Terry at first seemed to have been untouched by the events of the afternoon. He stood where he always had, in his cheap black suit. He played as he always had, lifting his head now and again to a patrician angle. When he wasn’t looking at his tiny fingers on the frets of his cittern, he studied, with the intensity of a shill, what my fingers were doing on my keyboard. Throughout our set he avoided looking at Shane. If he happened to, I saw him look away.

Despite having barbarously lashed my ears for years and maddened me with the sanctimony of his experience, I loved Terry too. It might have infuriated me that he never played the same thing twice, was incapable of keeping to the book and made a meal out of the simplest lines, but I loved to play with him, so attentive was he to what I played. I basked in his sometimes lofty and avuncular goodwill towards me.

Philip, in a misshapen blue suit and plantation tie, hair tousled by the wind coming in off the Pacific Ocean, stared most of the time at the floor. He played his guitar with little exaggeration and avoided throwing shapes. I owed so much to Philip. If it hadn’t been for him I would have stayed cemented to my position at the far side of the stage like a post, resentful of the attention I wasn’t getting. Despite his hangdog yearning for me and his virtual imprisonment of me during those first couple of years, I admired his perseverance and his loyalty.

Jem hung back behind the line of microphones next to the flight case on which his hurdy-gurdy stood. Though often detached at the far side of the stage, he and I, now and again, in the course of a gig, would exchange a look prolonged both by the distraction of playing our instruments and by our fondness for each another. Tonight though, Jem had isolated himself behind Darryl. When I looked over at him he was staring into the middle ground, his eyes wide and sad, his lips protruding. He played gazing out, seeming not to take in the audience, which bounced in front of us, impulsively ebbing and flowing, orange from the lights: the bobbing black heads of hair, the seemingly uniform faces. It was an expression I had seen on Jem’s face many times when the unpredictability of circumstances and people conspired to frustrate his idealism and inventiveness. Tonight, his face was unbearably sad, resigned, full of fear, angry and resolute.

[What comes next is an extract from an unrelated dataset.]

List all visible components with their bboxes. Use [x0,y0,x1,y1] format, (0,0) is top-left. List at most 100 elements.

Guessing that circumstances would prevent me afterwards, I longed for the opportunity to convey to him how grateful I was to him – my best man, my counterpart – to let him know how much I loved him. He did not look back at me. I looked away.

Philip came up to sing ‘Thousands Are Sailing’. He stood sad and stern at the microphone. A frown knitted his brow. His scutiform face was handsome, his lashes lush. Behind him, the blue vaguely zebra-print banners began to snap in the wind.

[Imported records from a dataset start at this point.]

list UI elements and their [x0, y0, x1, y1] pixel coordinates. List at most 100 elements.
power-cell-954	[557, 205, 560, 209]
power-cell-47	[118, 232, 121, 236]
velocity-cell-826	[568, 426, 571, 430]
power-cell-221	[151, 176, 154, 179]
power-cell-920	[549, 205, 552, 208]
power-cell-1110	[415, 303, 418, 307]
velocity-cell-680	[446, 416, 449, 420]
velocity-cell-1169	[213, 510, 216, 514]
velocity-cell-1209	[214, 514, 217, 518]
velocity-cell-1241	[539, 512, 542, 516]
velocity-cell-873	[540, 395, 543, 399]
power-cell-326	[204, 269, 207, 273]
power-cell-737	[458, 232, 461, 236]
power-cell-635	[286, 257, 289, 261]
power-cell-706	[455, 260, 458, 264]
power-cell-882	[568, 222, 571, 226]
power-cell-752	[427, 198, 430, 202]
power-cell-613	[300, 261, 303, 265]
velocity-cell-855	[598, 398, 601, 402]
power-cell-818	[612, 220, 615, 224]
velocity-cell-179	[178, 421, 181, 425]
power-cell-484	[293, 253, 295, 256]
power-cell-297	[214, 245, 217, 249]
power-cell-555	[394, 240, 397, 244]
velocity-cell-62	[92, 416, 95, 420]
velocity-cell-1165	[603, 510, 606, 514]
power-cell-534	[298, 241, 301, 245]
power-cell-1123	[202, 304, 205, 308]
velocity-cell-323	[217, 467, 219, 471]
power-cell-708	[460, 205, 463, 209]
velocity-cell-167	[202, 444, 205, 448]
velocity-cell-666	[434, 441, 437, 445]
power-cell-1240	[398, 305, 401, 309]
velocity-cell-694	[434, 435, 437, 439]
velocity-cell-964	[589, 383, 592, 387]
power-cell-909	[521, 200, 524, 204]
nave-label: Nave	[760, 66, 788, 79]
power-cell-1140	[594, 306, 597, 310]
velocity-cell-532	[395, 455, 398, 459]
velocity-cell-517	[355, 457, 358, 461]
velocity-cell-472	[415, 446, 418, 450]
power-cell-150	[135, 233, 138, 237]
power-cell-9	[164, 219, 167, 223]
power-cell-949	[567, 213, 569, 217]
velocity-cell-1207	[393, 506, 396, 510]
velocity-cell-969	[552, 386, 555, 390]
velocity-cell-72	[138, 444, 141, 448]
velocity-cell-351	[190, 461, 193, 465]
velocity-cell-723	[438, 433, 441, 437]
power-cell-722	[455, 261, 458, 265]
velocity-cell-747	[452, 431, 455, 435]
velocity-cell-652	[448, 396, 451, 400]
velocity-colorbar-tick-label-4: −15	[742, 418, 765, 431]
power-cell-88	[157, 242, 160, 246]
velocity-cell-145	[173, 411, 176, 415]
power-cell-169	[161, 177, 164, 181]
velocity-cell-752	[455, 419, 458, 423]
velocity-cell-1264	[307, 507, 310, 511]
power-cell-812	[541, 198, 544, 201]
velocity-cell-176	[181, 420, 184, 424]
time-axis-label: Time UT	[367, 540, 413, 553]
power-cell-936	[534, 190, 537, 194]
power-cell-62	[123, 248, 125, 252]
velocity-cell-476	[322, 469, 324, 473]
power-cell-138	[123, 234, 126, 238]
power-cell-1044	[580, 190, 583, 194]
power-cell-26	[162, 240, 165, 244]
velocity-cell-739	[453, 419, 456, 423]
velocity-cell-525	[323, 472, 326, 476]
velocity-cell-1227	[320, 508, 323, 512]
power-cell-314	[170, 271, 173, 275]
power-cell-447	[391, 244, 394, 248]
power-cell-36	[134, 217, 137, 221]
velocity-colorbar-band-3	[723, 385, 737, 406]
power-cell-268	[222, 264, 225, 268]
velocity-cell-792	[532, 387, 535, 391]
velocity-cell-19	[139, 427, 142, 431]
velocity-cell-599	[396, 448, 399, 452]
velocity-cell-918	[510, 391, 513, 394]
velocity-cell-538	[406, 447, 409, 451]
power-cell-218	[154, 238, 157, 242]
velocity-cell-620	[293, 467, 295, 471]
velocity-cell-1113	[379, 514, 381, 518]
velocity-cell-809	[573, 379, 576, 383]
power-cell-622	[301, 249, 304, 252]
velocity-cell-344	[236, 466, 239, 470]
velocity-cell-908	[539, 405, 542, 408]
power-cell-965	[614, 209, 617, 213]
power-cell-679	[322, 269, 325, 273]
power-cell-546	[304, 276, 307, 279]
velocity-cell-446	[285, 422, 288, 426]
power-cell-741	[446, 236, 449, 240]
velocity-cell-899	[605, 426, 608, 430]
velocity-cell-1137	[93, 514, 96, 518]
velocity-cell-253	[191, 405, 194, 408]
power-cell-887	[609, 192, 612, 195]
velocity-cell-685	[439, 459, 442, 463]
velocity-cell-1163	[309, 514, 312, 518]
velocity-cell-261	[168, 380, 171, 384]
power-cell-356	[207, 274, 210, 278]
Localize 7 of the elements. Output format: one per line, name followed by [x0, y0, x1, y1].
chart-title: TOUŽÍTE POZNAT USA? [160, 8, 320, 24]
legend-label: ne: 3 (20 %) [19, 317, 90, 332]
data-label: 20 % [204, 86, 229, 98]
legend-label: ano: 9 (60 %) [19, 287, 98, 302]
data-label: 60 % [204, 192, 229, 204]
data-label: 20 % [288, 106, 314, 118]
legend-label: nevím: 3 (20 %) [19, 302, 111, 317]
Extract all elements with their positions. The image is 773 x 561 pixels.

I had always adored his song. Now, the events of the afternoon imbued it with such significance that tears filled my eyes. I knew the song was not specifically about the band’s circumstances, nor about those of any particular member, not Shane’s, nor mine. The fact, though, that in a couple of days, like the addressee in the song, I would be making a similar transformative trip to America caused the lines to turn round to address me and my circumstances.

The words of the song always had, but tonight they devastated me with their ghosts haunting the waves, the old songs taunting or cheering or making you cry. I knew, when it came time to go to my empty room at the end of the night, I would close the door behind me and look out over the lights of Yokohama Bay and the ocean beyond. I supposed I would cry too.

As Philip sang ‘Thousands Are Sailing’ I caught sight of Shane, sitting next to Charlie McLennan on a flight case in the darkness in the wings. His arms lay slack on his lap. His crippled hands clutched a plastic glass. His face in dark glasses was inscrutable.

I didn’t know much about Jewish teaching but I did know of the creation myth. As Adonai contracted to make room for the physical world, the vessels containing the divine light broke, letting the light out. It crossed my mind that my life with Shane so far had been a matter of watching his breakage. The gratitude I felt for him at that moment outweighed my feeling that, on his path of self-destruction, he had just betrayed us.